Si l'on part du principe qu'il y a cinq millions de chômeurs et que le libre arbitre de ceux qui travaillent pour ces plateformes est donc faible, on risque d'en tirer une conclusion assez radicale sur la nature des droits et des obligations et de « tuer » ces nouvelles formes d'emploi. Inversement, faire comme si la réalité que vous évoquez n'existait pas, comme si le rapport de force social entre ces travailleurs et leurs donneurs d'ordre était parfaitement équilibré, conduirait à des situations socialement inacceptables pour notre pays.

Là encore, je crois qu'il faut faire preuve d'un certain pragmatisme. D'une part, il faut viser à mettre fin à ce qui est, du point de vue de nos concitoyens, totalement inacceptable, à savoir ces activités en franchise totale d'impôts et de taxes ; c'est pour moi la grande priorité. D'autre part, il faut faire confiance au fait que les monopoles ne durent pas longtemps. D'ailleurs, Uber n'est plus en situation de monopole : de nouvelles formes d'emploi, y compris salarié, se développent. Sans doute y a-t-il une convergence à organiser, mais c'est un sujet difficile, y compris politiquement : comment faire converger vers l'emploi traditionnel de nouvelles formes qui permettent de répondre aux enjeux économiques et à un certain nombre de défis auxquels nous sommes confrontés ? Comment redéfinir correctement les droits et les socles sociaux, ainsi que les obligations des donneurs d'ordre ?

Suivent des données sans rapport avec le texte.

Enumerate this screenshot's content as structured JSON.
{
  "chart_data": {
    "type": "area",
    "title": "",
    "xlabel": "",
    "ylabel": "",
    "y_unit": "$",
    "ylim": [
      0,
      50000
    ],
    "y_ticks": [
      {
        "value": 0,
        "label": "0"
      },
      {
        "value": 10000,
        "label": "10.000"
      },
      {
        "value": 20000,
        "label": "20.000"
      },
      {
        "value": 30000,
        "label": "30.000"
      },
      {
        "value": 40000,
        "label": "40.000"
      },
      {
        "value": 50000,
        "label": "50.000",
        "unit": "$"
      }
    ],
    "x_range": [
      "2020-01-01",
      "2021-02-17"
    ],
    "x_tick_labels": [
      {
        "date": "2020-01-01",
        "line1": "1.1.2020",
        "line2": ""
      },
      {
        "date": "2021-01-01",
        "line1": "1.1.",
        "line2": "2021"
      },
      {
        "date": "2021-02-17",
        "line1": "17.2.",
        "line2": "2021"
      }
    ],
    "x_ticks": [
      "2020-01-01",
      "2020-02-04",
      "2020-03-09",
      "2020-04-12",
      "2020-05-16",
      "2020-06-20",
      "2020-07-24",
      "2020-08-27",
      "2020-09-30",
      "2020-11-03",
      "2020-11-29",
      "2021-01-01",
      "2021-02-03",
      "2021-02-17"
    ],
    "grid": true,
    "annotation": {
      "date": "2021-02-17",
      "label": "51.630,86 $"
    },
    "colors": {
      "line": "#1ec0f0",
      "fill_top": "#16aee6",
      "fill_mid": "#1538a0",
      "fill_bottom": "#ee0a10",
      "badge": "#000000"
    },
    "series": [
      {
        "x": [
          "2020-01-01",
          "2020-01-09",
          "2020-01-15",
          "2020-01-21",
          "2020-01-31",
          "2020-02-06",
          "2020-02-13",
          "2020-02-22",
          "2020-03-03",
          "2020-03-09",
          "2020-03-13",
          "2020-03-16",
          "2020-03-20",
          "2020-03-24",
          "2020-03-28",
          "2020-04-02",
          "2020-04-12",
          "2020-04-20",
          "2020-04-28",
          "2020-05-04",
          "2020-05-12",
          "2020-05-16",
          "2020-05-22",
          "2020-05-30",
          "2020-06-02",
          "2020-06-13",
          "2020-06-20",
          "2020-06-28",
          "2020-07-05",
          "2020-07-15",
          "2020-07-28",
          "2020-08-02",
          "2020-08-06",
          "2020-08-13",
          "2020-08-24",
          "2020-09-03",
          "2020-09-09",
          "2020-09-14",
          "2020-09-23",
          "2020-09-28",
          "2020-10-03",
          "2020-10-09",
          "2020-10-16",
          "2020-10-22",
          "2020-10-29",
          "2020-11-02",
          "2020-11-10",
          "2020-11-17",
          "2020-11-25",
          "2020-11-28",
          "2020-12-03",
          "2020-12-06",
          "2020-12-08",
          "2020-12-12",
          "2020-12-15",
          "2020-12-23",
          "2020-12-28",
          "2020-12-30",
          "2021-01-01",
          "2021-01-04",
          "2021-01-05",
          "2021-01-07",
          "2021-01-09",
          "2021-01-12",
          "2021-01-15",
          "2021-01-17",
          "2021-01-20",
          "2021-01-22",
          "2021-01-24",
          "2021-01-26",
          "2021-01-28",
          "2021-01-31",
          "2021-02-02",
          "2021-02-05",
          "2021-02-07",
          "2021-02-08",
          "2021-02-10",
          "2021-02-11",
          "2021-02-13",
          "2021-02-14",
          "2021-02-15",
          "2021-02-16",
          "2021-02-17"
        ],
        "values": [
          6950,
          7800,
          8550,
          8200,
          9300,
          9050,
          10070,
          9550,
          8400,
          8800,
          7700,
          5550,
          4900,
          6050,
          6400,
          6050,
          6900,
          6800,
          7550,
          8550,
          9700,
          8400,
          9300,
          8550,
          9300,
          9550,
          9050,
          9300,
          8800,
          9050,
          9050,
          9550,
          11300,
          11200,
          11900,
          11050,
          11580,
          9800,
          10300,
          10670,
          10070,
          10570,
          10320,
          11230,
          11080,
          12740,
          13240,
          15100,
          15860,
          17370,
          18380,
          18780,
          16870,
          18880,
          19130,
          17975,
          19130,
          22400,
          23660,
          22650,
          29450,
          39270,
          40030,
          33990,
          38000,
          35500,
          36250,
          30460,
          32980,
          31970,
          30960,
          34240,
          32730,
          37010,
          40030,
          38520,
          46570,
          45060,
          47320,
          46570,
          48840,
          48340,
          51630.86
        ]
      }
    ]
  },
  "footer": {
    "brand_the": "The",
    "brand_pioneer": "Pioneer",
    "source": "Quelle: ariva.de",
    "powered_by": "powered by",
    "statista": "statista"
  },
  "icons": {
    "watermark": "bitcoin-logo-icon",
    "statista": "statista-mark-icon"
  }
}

Je n'ai pas de réponse évidente à votre dernière question. Je dis simplement que l'idée de transférer l'ensemble des obligations, au nom de situations sociales et humaines inacceptables, aurait des conséquences assez immédiates. En disant cela, je ne pense pas seulement aux emplois de transporteurs, mais aussi à tous les emplois de développeurs informatiques, que l'on peut délocaliser en une décision immédiate dont on ne trouve pas forcément trace ensuite. Encore une fois, je crois à la régulation sociale, car c'est ma culture historique et économique, mais je reconnais que, à court terme, elle peut se heurter à certains enjeux. C'est pourquoi l'idée d'un socle minimal de « droits humains », devant être garantis ici comme ailleurs par les donneurs d'ordre, me semblerait une voie intéressante, à la différence de celle qui consisterait à transférer sur ces nouveaux métiers l'ensemble des obligations.